I have many questions regarding the nursing care of the patient with a cspine fx (especially unstable fx) in ICU. I have never done this yet, but am already done with orientation in the neuro ICU, and i fear doing harm. My preceptor told me that if i ever got an unstbale C spine fx that I shouldn't ever move the patient at all untill he had corrective surgery (even though this could be days). She said that you just hope he doesn't poop. My question is, is the back board removed in the ED (I know that is a stupid question and I am sure it is) but if so, how do you go to MRI and such. I would really be interested in any input. I have ordered Joanne HIckey's book, but it has been over a week and it's not here yet. Research on google is difficult, as I keep getting pre-hospital care info and MD care. I promise when i get my book I'll stop asking you all so many questions. I would really appreciate any input on standards of care and protocals for care of the c spine patient.
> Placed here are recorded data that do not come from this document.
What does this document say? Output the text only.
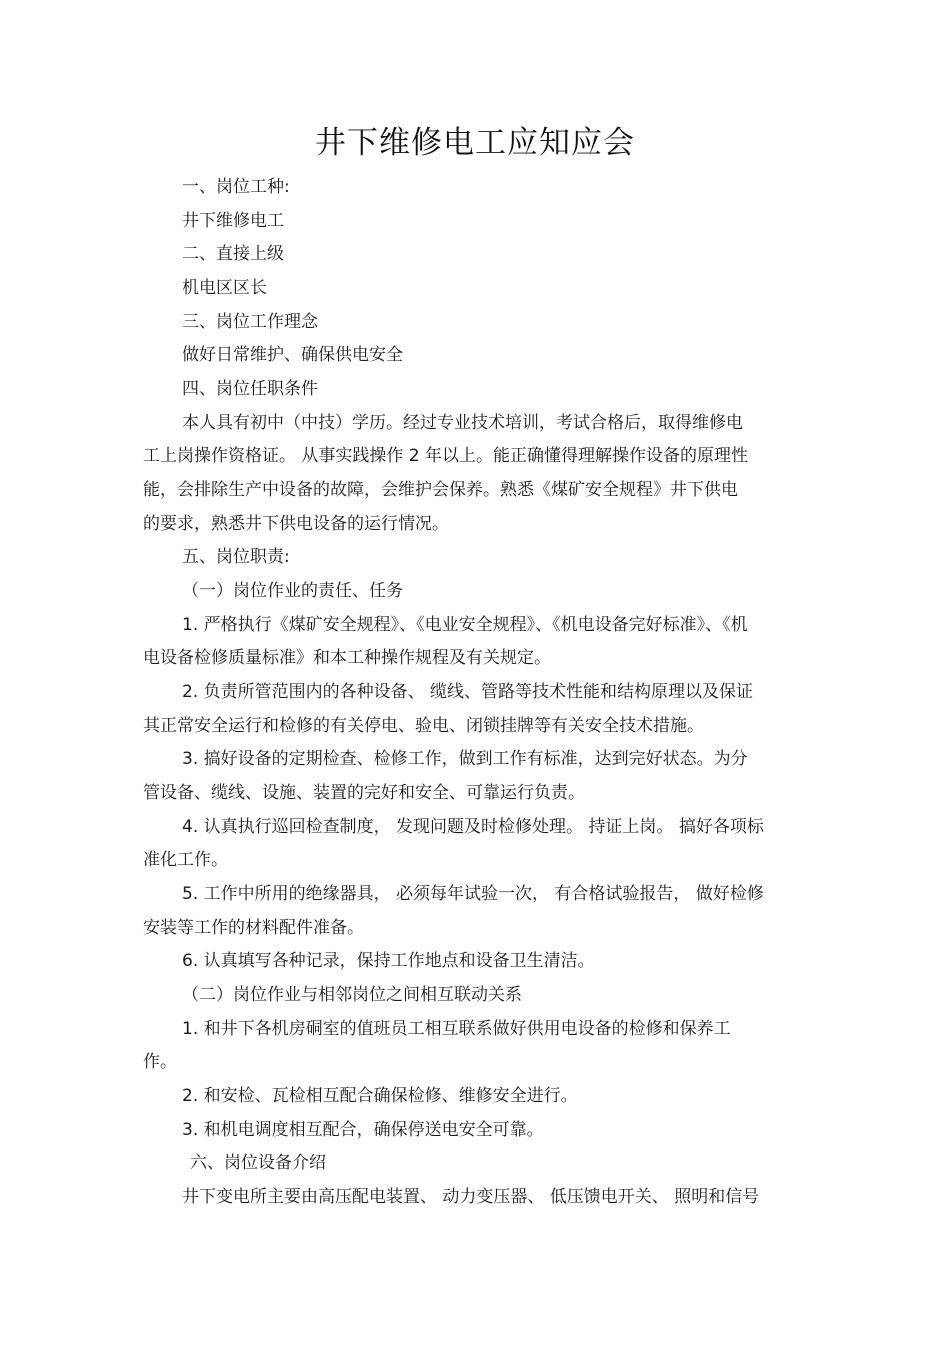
井下维修电工应知应会
一、岗位工种:
井下维修电工
二、直接上级
机电区区长
三、岗位工作理念
做好日常维护、确保供电安全
四、岗位任职条件
本人具有初中（中技）学历。经过专业技术培训，考试合格后，取得维修电
工上岗操作资格证。 从事实践操作 2 年以上。能正确懂得理解操作设备的原理性
能，会排除生产中设备的故障，会维护会保养。熟悉《煤矿安全规程》井下供电
的要求，熟悉井下供电设备的运行情况。
五、岗位职责:
（一）岗位作业的责任、任务
1. 严格执行《煤矿安全规程》、《电业安全规程》、《机电设备完好标准》、《机
电设备检修质量标准》和本工种操作规程及有关规定。
2. 负责所管范围内的各种设备、 缆线、管路等技术性能和结构原理以及保证
其正常安全运行和检修的有关停电、验电、闭锁挂牌等有关安全技术措施。
3. 搞好设备的定期检查、检修工作，做到工作有标准，达到完好状态。为分
管设备、缆线、设施、装置的完好和安全、可靠运行负责。
4. 认真执行巡回检查制度， 发现问题及时检修处理。 持证上岗。 搞好各项标
准化工作。
5. 工作中所用的绝缘器具， 必须每年试验一次， 有合格试验报告， 做好检修
安装等工作的材料配件准备。
6. 认真填写各种记录，保持工作地点和设备卫生清洁。
（二）岗位作业与相邻岗位之间相互联动关系
1. 和井下各机房硐室的值班员工相互联系做好供用电设备的检修和保养工
作。
2. 和安检、瓦检相互配合确保检修、维修安全进行。
3. 和机电调度相互配合，确保停送电安全可靠。
六、岗位设备介绍
井下变电所主要由高压配电装置、 动力变压器、 低压馈电开关、 照明和信号
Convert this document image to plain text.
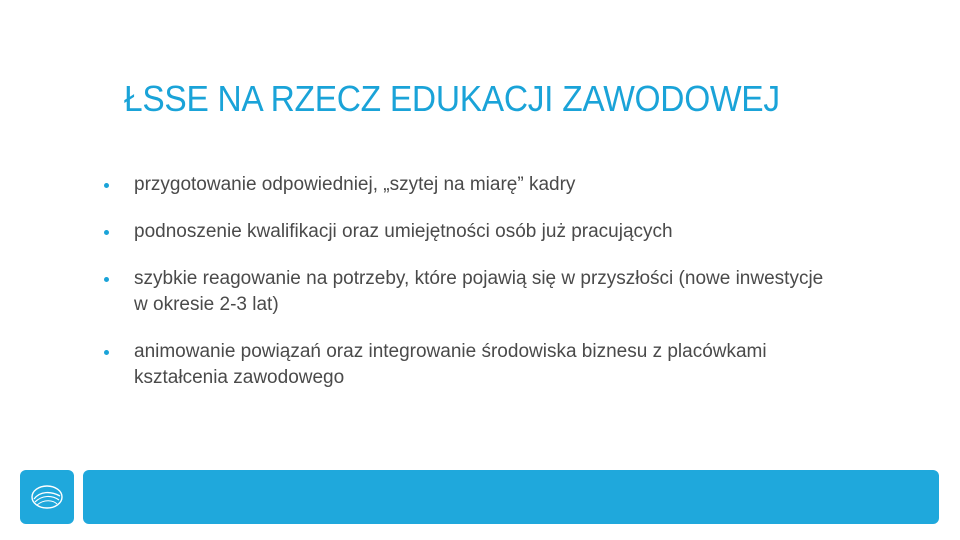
ŁSSE NA RZECZ EDUKACJI ZAWODOWEJ
przygotowanie odpowiedniej, „szytej na miarę” kadry
podnoszenie kwalifikacji oraz umiejętności osób już pracujących
szybkie reagowanie na potrzeby, które pojawią się w przyszłości (nowe inwestycje w okresie 2-3 lat)
animowanie powiązań oraz integrowanie środowiska biznesu z placówkami kształcenia zawodowego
If you have to move them you have to. I.e. poop, vomit, etc. However, when we have an UNSTABLE (yes, unstable in caps). We don't move them unless absolutely necessary. We had a guy about 6 months ago that was very unstable c3 or 4 I think. Anyway, he started freaking out cause he couldn't take lying on his back anymore. I stayed with him in "intense" therapeutic communication to get him to lay still, while the nurse got an order for Ativan.
Definitely log roll with one person just to manage the neck and an several others to manage the rest. Don't have lots of experience yet, (1 year as tech and 2.5 months as nurse) so I'm sure you'll get better/more advice from others.
In addition, these patients need lots of supervision. As they can injure themselves so easily. My unit has an observation room that has one nurse or one tech present at all times.